Ela morreu, bem velhinha, irmã Maria, assim conhecida, com seus cabelos cumpridos, seus vestidos batidos, sua língua ponderada, suas mãos calejadas, suas havaianas judiadas. A irmã Maria foi a última das Marias que cantando um hino, distribuindo “deus-abençoes”, recolhendo petições de orações, deixando folhetos em bares, encantou muitas pessoas. Na terça-feira, pela manhã, lá vai ela, ouvindo as queixas das gueixas; ao pedinte, deixa um pão com manteiga; sem pressa, sem medo, sem interesse. Irmã Maria passa recolhendo momentos ate chegar ao seu destino: “a oração matutina” da igreja fulana. Irmã Maria ora muito de joelho. Não teologa e nem reclama.

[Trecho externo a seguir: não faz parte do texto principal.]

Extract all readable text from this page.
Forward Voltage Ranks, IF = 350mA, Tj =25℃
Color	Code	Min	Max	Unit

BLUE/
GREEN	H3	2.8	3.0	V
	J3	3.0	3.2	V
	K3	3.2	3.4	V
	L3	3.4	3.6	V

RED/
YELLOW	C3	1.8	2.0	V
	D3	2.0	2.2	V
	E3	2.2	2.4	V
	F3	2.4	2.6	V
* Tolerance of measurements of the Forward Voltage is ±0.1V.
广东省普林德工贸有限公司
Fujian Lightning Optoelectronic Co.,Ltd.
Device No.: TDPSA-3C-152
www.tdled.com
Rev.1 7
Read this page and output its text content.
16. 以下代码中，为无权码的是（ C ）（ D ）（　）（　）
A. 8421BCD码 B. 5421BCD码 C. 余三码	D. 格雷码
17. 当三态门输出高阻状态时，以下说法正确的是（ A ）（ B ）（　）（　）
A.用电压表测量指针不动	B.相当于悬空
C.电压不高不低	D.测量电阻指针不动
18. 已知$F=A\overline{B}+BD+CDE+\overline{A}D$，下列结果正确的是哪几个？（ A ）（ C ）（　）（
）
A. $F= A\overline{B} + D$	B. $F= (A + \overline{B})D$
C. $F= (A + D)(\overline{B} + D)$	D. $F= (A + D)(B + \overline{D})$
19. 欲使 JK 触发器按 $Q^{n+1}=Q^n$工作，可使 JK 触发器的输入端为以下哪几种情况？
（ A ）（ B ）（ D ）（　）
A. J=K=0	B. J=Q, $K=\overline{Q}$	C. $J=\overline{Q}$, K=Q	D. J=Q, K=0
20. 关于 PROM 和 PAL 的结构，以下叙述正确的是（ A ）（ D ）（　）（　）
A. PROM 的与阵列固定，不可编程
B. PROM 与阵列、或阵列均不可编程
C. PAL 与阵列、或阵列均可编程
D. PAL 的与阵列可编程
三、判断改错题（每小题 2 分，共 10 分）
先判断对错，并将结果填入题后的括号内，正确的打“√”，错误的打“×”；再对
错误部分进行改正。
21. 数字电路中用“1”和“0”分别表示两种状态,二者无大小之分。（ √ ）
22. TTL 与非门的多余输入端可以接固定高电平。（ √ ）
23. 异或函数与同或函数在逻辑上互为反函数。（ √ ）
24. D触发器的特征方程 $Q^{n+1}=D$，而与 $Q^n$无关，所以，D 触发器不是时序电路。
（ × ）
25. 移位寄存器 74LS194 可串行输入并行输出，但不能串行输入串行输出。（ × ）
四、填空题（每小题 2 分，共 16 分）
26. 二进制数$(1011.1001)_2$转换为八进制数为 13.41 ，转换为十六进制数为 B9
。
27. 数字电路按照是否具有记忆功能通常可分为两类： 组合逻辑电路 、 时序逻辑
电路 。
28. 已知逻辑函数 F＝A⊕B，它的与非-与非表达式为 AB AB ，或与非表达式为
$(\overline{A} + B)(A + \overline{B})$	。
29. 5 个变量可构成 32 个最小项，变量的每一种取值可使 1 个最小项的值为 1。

Ora ora com riso na face, ora ora aos prantos, sem palavras, apenas gemendo e dizendo, segundo seu entendimento, “glória...glória...glória”, “tenha misericórdia, Jesus”. Irmã Maria tem visões e sonhos e as entregam com sabedoria, amor e ousadia. Irmã Maria convida o pastor e a pastora para tomar café. Irmã Maria aproveita a visita do pastor em sua casa e convida os vizinhos para ouvir uma mensagem. Irmã Maria não obriga a nada e de nada se aproveita para conseguir uma adesão religiosa. Irmã Maria se prontifica para limpar a igreja. Irmã Maria cozinha muito bem! Irmã Maria adora a festa de casamento! Irmã Maria é simples e canta almejando o “retorno do papai celestial”. Enquanto ela anseia o céu, o arrebatamento, a grande ceia, “o grande dia”, sua vida vai se angelicando para si e para todos que a conhece.
 

Enquanto os pastores pregam: “meus irmãos, parem de ficar pensando só no céu. Jesus quer agir aqui, em vocês e com vocês”, a irmã Maria está a mil anos luz a frente, pois quando ela fala do céu, é porque ela já é uma doce-santa filha usada por Deus. Irmã Maria fala do futuro celeste e do fim dos tempos e enquanto fala, o celeste futuro e o novo tempo, encarnam no seu olhar lacrimejante, no seu gesto, no seu aconchego. Assim é a irmã Maria. Quem a ouve, não vê apocalipcismo ou vontade para ouvir os rangeres de dentes. Quem a ouve, entende que tudo aquilo que ela fala, jaz nela como vida etérea. Não há nela uma conversão interesseira para “morar no céu”.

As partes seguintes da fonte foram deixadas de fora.